Another benefit is that it provides a barrier to stop tiny fingernails from scratching at the itchy welt and breaking the skin, which could cause infection. And guess what? They work on grown-ups too.
While we’re less likely to consciously poke at those irritating bumps during the day, how many times have you woken up to find you’ve scratched a bump open in your sleep? The heat and friction caused by blankets can make the bites seem even itchier - so bedtime is a perfect opportunity to apply (or reapply) itch relief patches to yourself and your kids.
Mosquito bites are not only irritating, but to kids, they can be confusing too. Learning about mosquitoes is like going through a haunted house with all the lights on and none of the scary actors in costume or makeup.
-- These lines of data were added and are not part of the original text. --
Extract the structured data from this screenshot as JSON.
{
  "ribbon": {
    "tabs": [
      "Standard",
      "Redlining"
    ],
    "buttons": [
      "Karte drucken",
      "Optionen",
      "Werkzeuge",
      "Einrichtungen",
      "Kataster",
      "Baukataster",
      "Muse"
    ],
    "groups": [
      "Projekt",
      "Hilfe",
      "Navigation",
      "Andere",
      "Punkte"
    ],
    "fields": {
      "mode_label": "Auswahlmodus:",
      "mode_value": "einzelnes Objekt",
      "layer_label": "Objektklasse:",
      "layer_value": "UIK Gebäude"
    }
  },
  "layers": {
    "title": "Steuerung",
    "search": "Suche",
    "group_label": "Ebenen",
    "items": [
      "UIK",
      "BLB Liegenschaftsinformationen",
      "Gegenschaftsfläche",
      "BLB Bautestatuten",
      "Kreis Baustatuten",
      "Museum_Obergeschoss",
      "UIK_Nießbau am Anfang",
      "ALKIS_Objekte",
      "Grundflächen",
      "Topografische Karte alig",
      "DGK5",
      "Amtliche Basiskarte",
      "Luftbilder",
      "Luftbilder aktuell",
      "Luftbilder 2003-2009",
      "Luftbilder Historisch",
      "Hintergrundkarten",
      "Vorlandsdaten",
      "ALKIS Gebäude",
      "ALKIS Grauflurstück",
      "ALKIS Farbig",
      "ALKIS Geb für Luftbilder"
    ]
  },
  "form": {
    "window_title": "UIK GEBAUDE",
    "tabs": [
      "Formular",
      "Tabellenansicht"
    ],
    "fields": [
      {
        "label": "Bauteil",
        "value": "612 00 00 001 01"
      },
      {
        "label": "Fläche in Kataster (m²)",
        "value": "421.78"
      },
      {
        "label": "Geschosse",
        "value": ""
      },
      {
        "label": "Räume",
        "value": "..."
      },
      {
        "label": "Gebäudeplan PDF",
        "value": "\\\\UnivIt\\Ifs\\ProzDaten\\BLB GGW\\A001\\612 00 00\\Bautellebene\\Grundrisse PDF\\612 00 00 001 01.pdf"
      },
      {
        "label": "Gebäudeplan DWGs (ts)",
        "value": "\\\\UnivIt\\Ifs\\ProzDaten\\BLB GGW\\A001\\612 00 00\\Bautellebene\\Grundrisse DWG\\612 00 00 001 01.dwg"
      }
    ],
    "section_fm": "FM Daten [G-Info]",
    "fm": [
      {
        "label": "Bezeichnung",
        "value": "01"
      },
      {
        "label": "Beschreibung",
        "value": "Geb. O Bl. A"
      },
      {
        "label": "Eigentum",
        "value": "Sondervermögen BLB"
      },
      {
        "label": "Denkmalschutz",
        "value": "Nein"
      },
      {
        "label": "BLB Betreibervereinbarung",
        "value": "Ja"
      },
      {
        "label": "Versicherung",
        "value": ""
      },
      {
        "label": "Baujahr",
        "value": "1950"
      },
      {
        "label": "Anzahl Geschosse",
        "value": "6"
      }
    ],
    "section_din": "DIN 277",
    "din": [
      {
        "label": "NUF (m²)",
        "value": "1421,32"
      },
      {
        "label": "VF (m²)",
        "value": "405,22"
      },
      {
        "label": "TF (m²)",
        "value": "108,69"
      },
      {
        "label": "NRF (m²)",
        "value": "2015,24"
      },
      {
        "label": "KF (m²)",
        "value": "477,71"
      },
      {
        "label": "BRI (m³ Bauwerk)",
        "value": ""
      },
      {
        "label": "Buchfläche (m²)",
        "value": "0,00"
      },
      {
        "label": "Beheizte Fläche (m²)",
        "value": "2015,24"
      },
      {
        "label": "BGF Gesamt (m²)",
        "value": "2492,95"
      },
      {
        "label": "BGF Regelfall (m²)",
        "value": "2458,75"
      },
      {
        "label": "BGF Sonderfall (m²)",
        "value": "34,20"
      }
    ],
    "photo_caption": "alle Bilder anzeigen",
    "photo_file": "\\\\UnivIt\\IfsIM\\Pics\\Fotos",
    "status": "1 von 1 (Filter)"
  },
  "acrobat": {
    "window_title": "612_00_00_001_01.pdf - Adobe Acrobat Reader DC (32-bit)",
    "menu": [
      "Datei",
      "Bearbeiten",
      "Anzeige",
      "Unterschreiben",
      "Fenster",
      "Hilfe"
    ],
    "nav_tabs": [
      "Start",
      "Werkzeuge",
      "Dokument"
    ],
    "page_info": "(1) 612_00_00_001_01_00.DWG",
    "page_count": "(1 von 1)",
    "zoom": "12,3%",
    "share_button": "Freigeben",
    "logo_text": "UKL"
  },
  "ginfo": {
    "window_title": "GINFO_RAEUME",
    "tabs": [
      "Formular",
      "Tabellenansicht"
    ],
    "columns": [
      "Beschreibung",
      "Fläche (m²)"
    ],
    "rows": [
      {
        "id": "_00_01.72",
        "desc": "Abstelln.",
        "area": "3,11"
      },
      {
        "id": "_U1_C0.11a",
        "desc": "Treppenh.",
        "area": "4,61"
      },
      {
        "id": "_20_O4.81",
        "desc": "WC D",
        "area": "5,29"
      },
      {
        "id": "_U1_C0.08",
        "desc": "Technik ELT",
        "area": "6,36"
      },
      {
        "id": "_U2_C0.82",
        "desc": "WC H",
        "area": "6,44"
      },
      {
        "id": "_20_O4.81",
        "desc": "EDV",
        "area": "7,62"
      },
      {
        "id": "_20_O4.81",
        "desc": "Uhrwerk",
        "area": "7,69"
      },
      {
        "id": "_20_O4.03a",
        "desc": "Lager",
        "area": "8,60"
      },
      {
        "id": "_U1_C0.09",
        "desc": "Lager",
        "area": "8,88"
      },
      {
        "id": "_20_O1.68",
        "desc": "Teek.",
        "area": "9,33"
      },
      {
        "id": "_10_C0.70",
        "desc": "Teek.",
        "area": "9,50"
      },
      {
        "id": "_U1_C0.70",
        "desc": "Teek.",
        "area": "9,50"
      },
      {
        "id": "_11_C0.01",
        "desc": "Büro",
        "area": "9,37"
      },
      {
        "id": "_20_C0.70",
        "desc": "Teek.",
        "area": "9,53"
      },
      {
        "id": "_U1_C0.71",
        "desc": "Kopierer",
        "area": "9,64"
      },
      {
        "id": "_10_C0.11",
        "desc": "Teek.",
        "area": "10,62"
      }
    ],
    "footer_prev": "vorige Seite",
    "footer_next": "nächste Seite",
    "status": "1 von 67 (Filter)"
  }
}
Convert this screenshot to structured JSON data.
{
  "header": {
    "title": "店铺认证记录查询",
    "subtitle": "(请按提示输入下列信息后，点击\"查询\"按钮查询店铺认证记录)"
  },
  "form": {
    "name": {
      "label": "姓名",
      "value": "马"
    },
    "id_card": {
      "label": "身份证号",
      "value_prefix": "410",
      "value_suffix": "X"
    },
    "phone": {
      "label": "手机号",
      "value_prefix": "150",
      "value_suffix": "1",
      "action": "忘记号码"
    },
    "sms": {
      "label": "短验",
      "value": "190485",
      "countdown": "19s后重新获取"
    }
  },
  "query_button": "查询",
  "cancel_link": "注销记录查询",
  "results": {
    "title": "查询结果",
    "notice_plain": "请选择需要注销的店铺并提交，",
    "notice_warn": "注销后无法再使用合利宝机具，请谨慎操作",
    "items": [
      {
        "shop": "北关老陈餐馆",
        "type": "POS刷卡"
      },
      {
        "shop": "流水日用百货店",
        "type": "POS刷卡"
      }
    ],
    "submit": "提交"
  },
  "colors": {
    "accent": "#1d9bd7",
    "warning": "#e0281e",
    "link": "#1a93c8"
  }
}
Yes, it might seem scary at first, but with the knowledge of what’s truly there, the threat seems less frightening in the daylight. The same goes for learning about mosquitoes.
Now you know more information, you can share it with your kids so that they understand how to protect themselves. Kids, especially those who are sensitive to thick, slimy, smelly creams and lotions, might not quite look forward to putting on their insect repellant.
But with insect repellent stickers, you can make safety into a super fun task. They can choose their favorite smiling face that emits lovely scents of essential oils. Kids thrive when given choice and agency, so you can easily mark this chore off your to-do list.
Mosquitoes are fascinating creatures that are essential to our ecosystems. Let’s learn more together so we can continue to keep our kids safe while also enjoying the great outdoors in harmony with the flying neighbors that also call our backyards their home.
Knowledge is power, after all. At The Natural Patch Co., we know that knowledge is power, after all. We are constantly providing news and information about mosquitoes and repelling options. As parents, we know how important it is to keep your family safe and healthy (and have a whole boatload of fun).
Let’s continue to educate ourselves about mosquito safety and how we can keep our kids safe while protecting our environment together!